Zunächst lernen wir die jüdisch-großbürgerliche Familie ...

Sybille Bedford gewährt uns hier einen stark von ihrem eigenen Familienhintergrund geprägten Blick in zwei deutsche Familien zwischen 1870 und 1914.

Zunächst lernen wir die jüdisch-großbürgerliche Familie Merz in Berlin kennen. In einer herrschaftlichen Villa wohnt das alte Ehepaar Merz recht fern von der richtigen Welt. Wir lernen die Familie Merz durch detaillierte, mit trockenem Humor verfaßte Beschreibungen ihrer Villa, ihres Lebensstils und ihrer Familienbeziehungen kennen. Ein Großteil des Romans besteht aus Dialogen, die uns recht schmucklos präsentiert werden, manchmal nur durch die Dialogzeilen, manchmal durch ein recht einfaches "sagte x", "sagte y", "sagte x". Die Dialoge zu Beginn sind einfach wundervoll, fassen das Wesen der Charaktere ausgezeichnet zusammen, sind in ihrer Knappheit unglaublich komisch.

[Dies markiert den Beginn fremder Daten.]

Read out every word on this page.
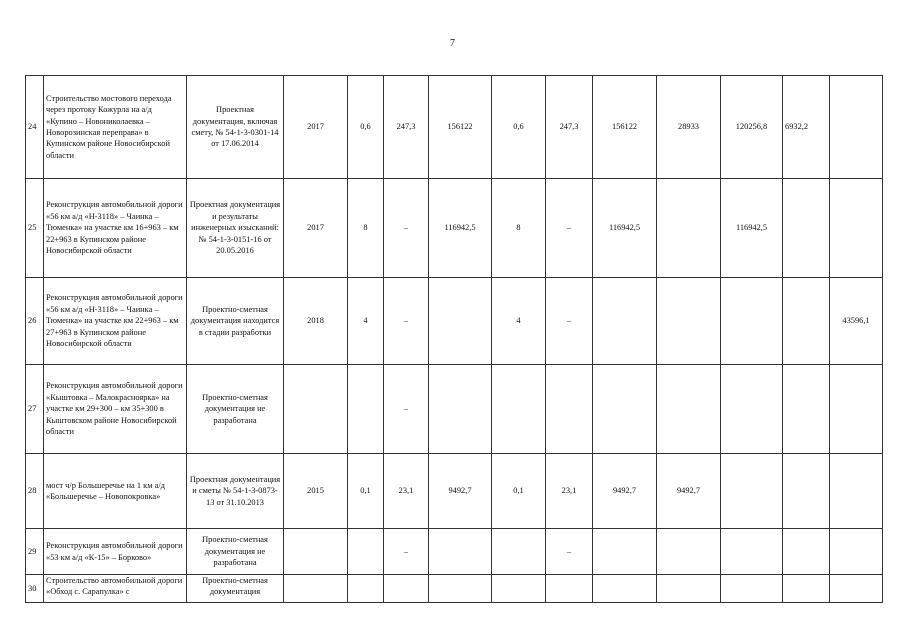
7
24	Строительство мостового перехода через протоку Кожурла на а/д «Купино – Новониколаевка – Новорозинская переправа» в Купинском районе Новосибирской области	Проектная документация, включая смету, № 54-1-3-0301-14 от 17.06.2014	2017	0,6	247,3	156122	0,6	247,3	156122	28933	120256,8	6932,2		
25	Реконструкция автомобильной дороги «56 км а/д «Н-3118» – Чаинка – Тюменка» на участке км 16+963 – км 22+963 в Купинском районе Новосибирской области	Проектная документация и результаты инженерных изысканий: № 54-1-3-0151-16 от 20.05.2016	2017	8	–	116942,5	8	–	116942,5		116942,5			
26	Реконструкция автомобильной дороги «56 км а/д «Н-3118» – Чаинка – Тюменка» на участке км 22+963 – км 27+963 в Купинском районе Новосибирской области	Проектно-сметная документация находится в стадии разработки	2018	4	–		4	–					43596,1	
27	Реконструкция автомобильной дороги «Кыштовка – Малокрасноярка» на участке км 29+300 – км 35+300 в Кыштовском районе Новосибирской области	Проектно-сметная документация не разработана			–									
28	мост ч/р Большеречье на 1 км а/д «Большеречье – Новопокровка»	Проектная документация и сметы № 54-1-3-0873-13 от 31.10.2013	2015	0,1	23,1	9492,7	0,1	23,1	9492,7	9492,7				
29	Реконструкция автомобильной дороги «53 км а/д «К-15» – Борково»	Проектно-сметная документация не разработана			–			–						
30	Строительство автомобильной дороги «Обход с. Сарапулка» с	Проектно-сметная документация												
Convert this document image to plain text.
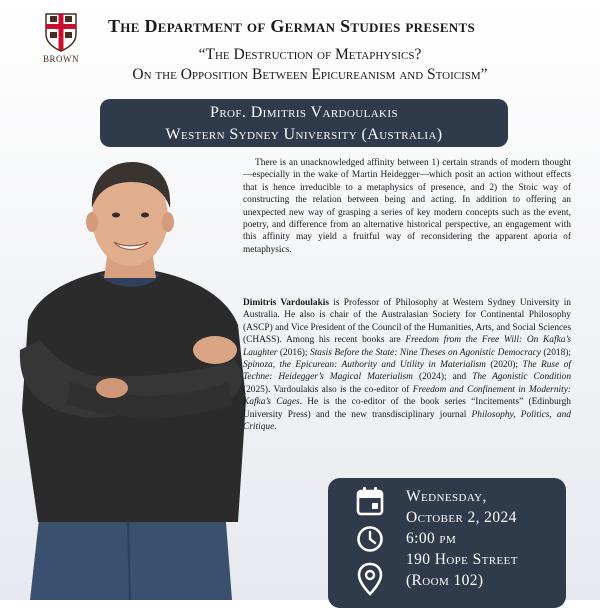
BROWN
The Department of German Studies presents
“The Destruction of Metaphysics?
On the Opposition Between Epicureanism and Stoicism”
Prof. Dimitris Vardoulakis
Western Sydney University (Australia)
There is an unacknowledged affinity between 1) certain strands of modern thought —especially in the wake of Martin Heidegger—which posit an action without effects that is hence irreducible to a metaphysics of presence, and 2) the Stoic way of constructing the relation between being and acting. In addition to offering an unexpected new way of grasping a series of key modern concepts such as the event, poetry, and difference from an alternative historical perspective, an engagement with this affinity may yield a fruitful way of reconsidering the apparent aporia of metaphysics.
Dimitris Vardoulakis is Professor of Philosophy at Western Sydney University in Australia. He also is chair of the Australasian Society for Continental Philosophy (ASCP) and Vice President of the Council of the Humanities, Arts, and Social Sciences (CHASS). Among his recent books are Freedom from the Free Will: On Kafka’s Laughter (2016); Stasis Before the State: Nine Theses on Agonistic Democracy (2018); Spinoza, the Epicurean: Authority and Utility in Materialism (2020); The Ruse of Techne: Heidegger’s Magical Materialism (2024); and The Agonistic Condition (2025). Vardoulakis also is the co-editor of Freedom and Confinement in Modernity: Kafka’s Cages. He is the co-editor of the book series “Incitements” (Edinburgh University Press) and the new transdisciplinary journal Philosophy, Politics, and Critique.
Wednesday,
October 2, 2024
6:00 pm
190 Hope Street
(Room 102)
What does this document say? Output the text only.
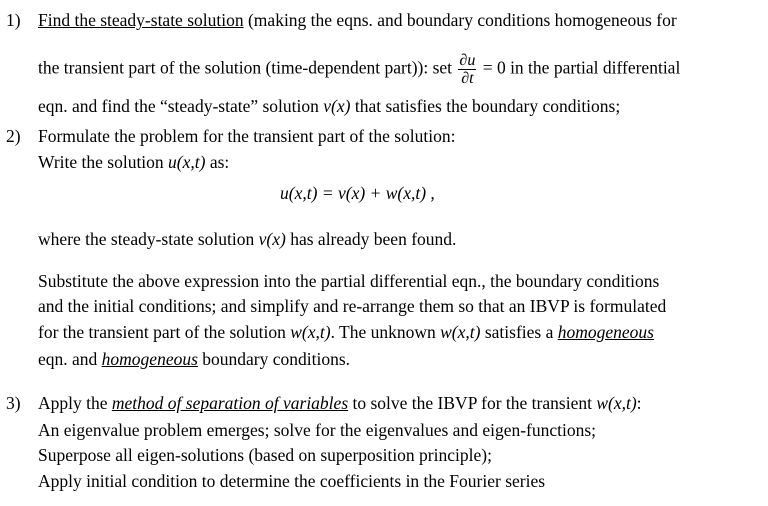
1) Find the steady-state solution (making the eqns. and boundary conditions homogeneous for
the transient part of the solution (time-dependent part)): set $\frac{\partial u}{\partial t} = 0$ in the partial differential
eqn. and find the “steady-state” solution v(x) that satisfies the boundary conditions;
2) Formulate the problem for the transient part of the solution:
Write the solution u(x,t) as:
u(x,t) = v(x) + w(x,t) ,
where the steady-state solution v(x) has already been found.
Substitute the above expression into the partial differential eqn., the boundary conditions
and the initial conditions; and simplify and re-arrange them so that an IBVP is formulated
for the transient part of the solution w(x,t). The unknown w(x,t) satisfies a homogeneous
eqn. and homogeneous boundary conditions.
3) Apply the method of separation of variables to solve the IBVP for the transient w(x,t):
An eigenvalue problem emerges; solve for the eigenvalues and eigen-functions;
Superpose all eigen-solutions (based on superposition principle);
Apply initial condition to determine the coefficients in the Fourier series
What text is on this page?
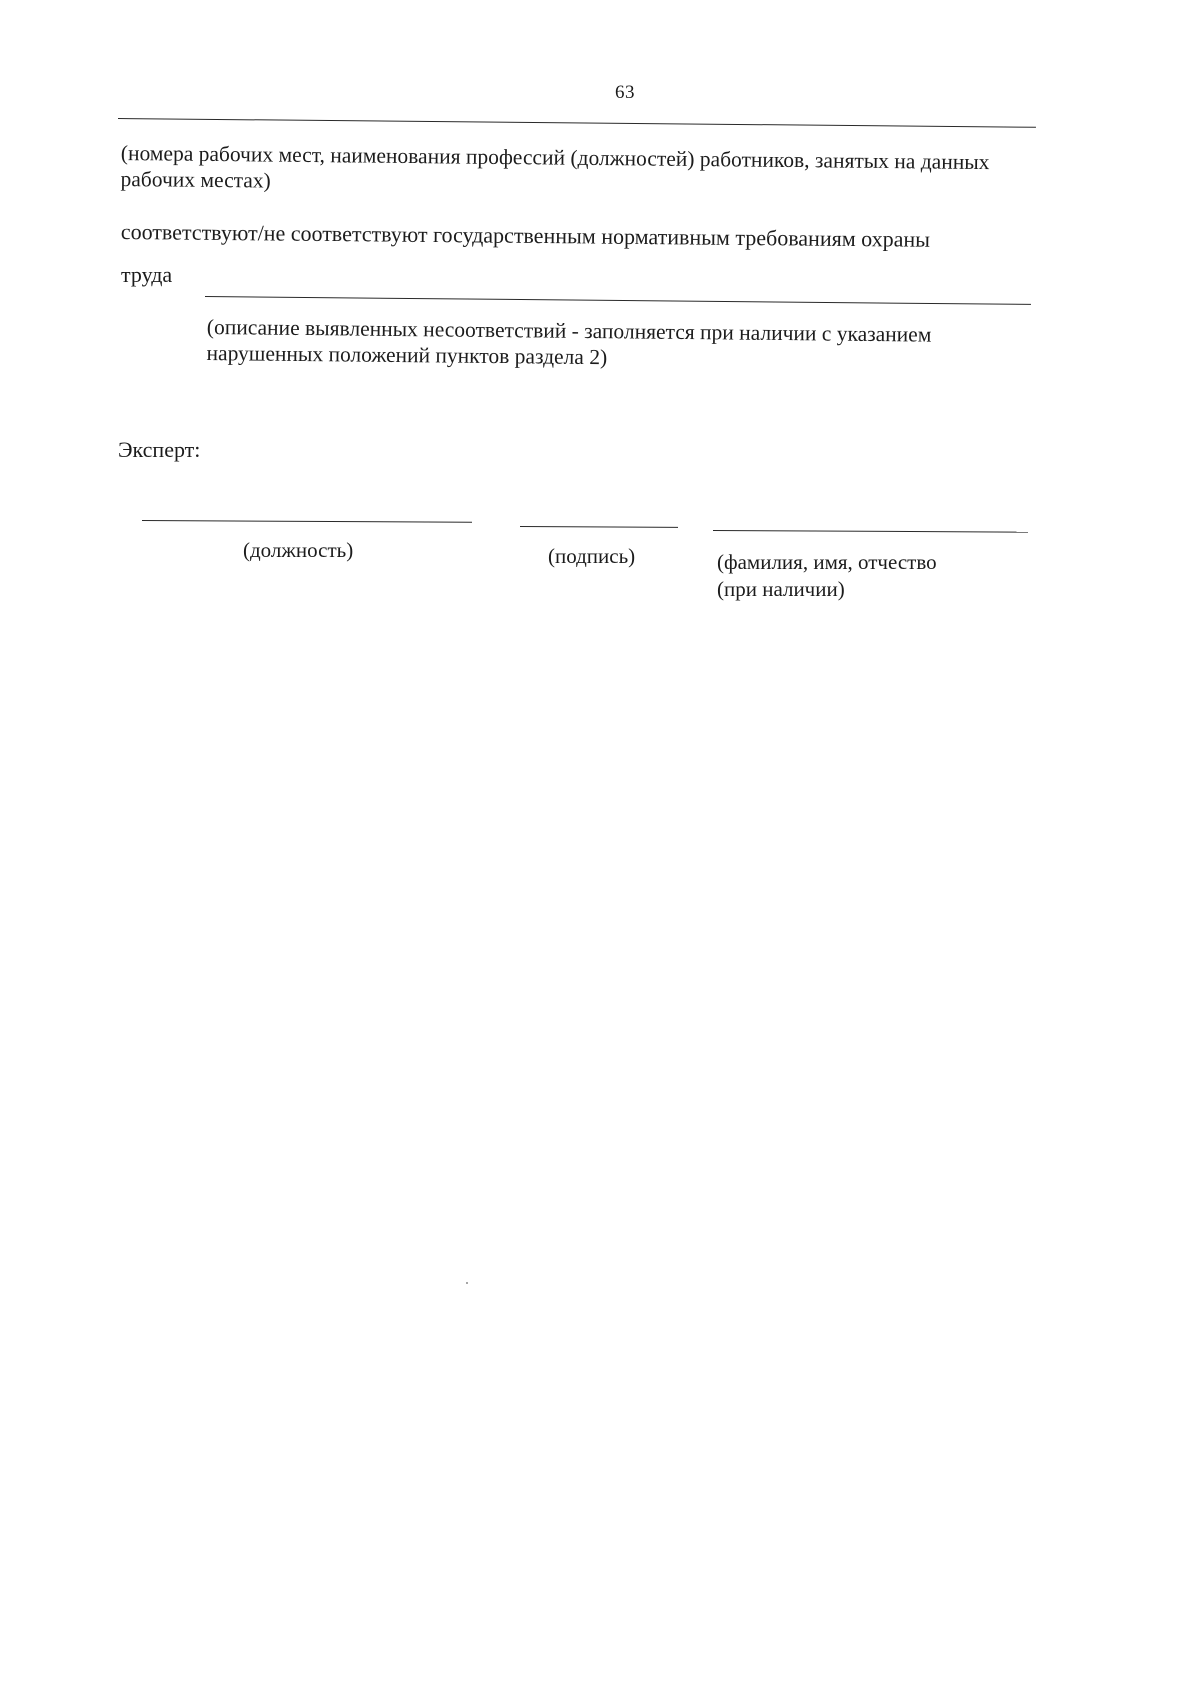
63
(номера рабочих мест, наименования профессий (должностей) работников, занятых на данных рабочих местах)
соответствуют/не соответствуют государственным нормативным требованиям охраны
труда
(описание выявленных несоответствий - заполняется при наличии с указанием нарушенных положений пунктов раздела 2)
Эксперт:
(должность)	(подпись)	(фамилия, имя, отчество
(при наличии)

Die zweite Familie sind die Lanadeligen von Felden aus Baden. Eine Familie mit jahrhundertealter Geschichte, dem Alten verhaftet, der neue Welt gegenüber mißtrauisch. Es wird französisch parliert und mit diesem neuen Deutschland kann man so gar nichts anfangen, mit den Preußen sowieso nicht. Auch hier wieder bemerkenswerte Lebensfremdheit. Man sitzt auf seinem Gut und ignoriert weitgehend, was da so alles draußen vor sich geht. Auch das wird ausgezeichnet beschrieben, trotz knapper Beschreibungen sind die Charaktere fabrig, lebenssecht. Hier wechselt die Tragik des Geschehens (ein Sohn der Familie wird durch die grausamen Praktiken einer Kadettenanstalt fürs Leben gebrochen) mit der Situationskomik, die sich durch die ganz eigene Art dieser Landadelswelt ergibt. Etwas anstrengend fand ich die vielen Sätze auf Französisch und die Tatsache, daß die Charaktere manchmal bei der deutschen Version des Namens genannt werden, manchmal bei der französischen (zB Julius/Jules).

Jules ist derjenige, der durch eine Heirat die beiden Familien Merz und von Felden verbindet. Hier war ich ebenfalls amüsiert durch die auf beiden Seiten bestehenden religiösen Sorgen & Vorurteile, die sich aus einer katholisch-jüdischen Verbindung ergeben. Man taucht wirklich ein in diese Welt des Großbürgertums und Landadels, die erste Hälfte des Buches ist ein großartiges Sittenbild. Julius ist ganz hervorragend im Geldausgeben und auch hier ist das Selbstverständnis jener Welt herrlich charakterisiert, weil es sich einfach von selbst versteht, daß er nicht arbeiten wird, sondern durch ausgesprochen großzügige Zuwendungen der Familien seinen ganz dem Genuß gewidmeten Lebensunterhalt bestreitet.

Nachdem die erste Hälfte des Buches also durch den herrlich pointierten Stil und das Eintauchen in diese Welt erfreut, wurde es in der zweiten Hälfte für mich langweilig. Julius' zweite Ehe mit einer ebenfalls völlig sinnlos dahinlebenden Frau wird hauptsächlich durch Dialogfetzen beschrieben, die - wie das Leben der beiden - ausgesprochen inhaltsleer sind. Das ist sicher Absicht, langweilt aber in dieser Häufung. Wir bekommen unerklärte Häppchen hingeworfen und sehen lesenderweise reichen Leuten beim Sich-Langweilen zu. Die wird zum Handlungsinhalt und das reicht einfach irgendwann nicht mehr aus. Für mich hat sich die Autorin ab der Mitte des Buches zu sehr in der Banalität verloren, das Pointierte verschwand, das Rührende auch. Diese zweite Hälfte war schlichtweg zäh und kein Vergnügen mehr.